Imagine a straightforward A/B test, between a "red" recipe and a "yellow" recipe. There are different nuances and aspects to the test recipes, but for the sake of simplicity the design team and the testing team just codenamed them "red" and "yellow". The two test recipes were run against each other, and the results came back. The data was partially analysed, and a long list of metrics was produced. Which one is the most important? Was it bounce rate? Exit rate? Time on page? Does it really matter?
Let's take a look at the data, comparing the "yellow" recipe (on the left) and the "red" recipe (on the right).
Let's take a look at the data, comparing the "yellow" recipe (on the left) and the "red" recipe (on the right).
As I said, there's a large number of metrics. And if you consider most of them, it looks like it's a fairly close-run affair.
The yellow team on the left had
28% more shots
8.3% more shots on target
22% fewer fouls (a good result)
Similar possession (4% more, probably with moderate statistical confidence)
40% more corners
less than half the number of saves (it's debatable whether more or fewer saves is better, especially if you look at the alternative to a save)
More offsides and more yellow cards (1 vs 0).
So, by most of these metrics, the yellow team (or the yellow recipe) had a good result. They might even have done better.

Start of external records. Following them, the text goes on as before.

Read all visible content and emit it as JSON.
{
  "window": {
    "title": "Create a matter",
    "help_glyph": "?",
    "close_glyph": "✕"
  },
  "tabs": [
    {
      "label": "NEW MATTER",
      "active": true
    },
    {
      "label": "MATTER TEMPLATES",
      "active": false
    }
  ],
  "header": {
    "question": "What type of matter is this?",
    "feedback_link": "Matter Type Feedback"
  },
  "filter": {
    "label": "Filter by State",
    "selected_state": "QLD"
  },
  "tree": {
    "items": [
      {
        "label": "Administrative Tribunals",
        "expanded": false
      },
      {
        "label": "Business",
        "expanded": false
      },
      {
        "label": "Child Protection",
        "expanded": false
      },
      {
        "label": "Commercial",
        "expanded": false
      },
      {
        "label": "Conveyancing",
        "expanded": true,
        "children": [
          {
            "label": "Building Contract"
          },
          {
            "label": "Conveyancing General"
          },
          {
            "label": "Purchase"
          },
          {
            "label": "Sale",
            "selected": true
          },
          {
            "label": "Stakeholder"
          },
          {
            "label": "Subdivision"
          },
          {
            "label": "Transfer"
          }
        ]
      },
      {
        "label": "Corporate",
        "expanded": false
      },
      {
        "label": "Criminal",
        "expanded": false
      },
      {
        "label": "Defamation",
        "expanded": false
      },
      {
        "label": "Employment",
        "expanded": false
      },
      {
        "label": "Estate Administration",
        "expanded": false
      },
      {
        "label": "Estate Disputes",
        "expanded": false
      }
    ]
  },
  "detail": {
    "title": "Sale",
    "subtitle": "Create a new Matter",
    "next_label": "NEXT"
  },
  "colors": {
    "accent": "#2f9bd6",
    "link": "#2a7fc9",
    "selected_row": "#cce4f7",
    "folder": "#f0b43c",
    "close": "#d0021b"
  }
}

However, the main KPI for this test is not how many shots, or shots on target. The main KPI is goals scored, and if you look at this one metric, you'll see a different picture. The 'red' team (or recipe) achieved seven goals, compared to just one for the yellow team.
In A/B testing, it's absolutely vital to understand in advance what the KPI is. Key Performance Indicators are exactly that: key. Critical. Imperative. There should be no more than two or three KPIs and they should match closely to the test plan which in turn, should come from the original hypothesis. If your test recipe is designed to reduce bounce rate, there is little point in measuring successful leads generated. If you're aiming for improved conversion, why should you look at time on page? These other metrics are not-key performance indicators for your test.
Sadly, Brazil's data on the night was not sufficient for them to win - even though many of their metrics from the game were good, they weren't the key metrics. Maybe a different recipe is needed.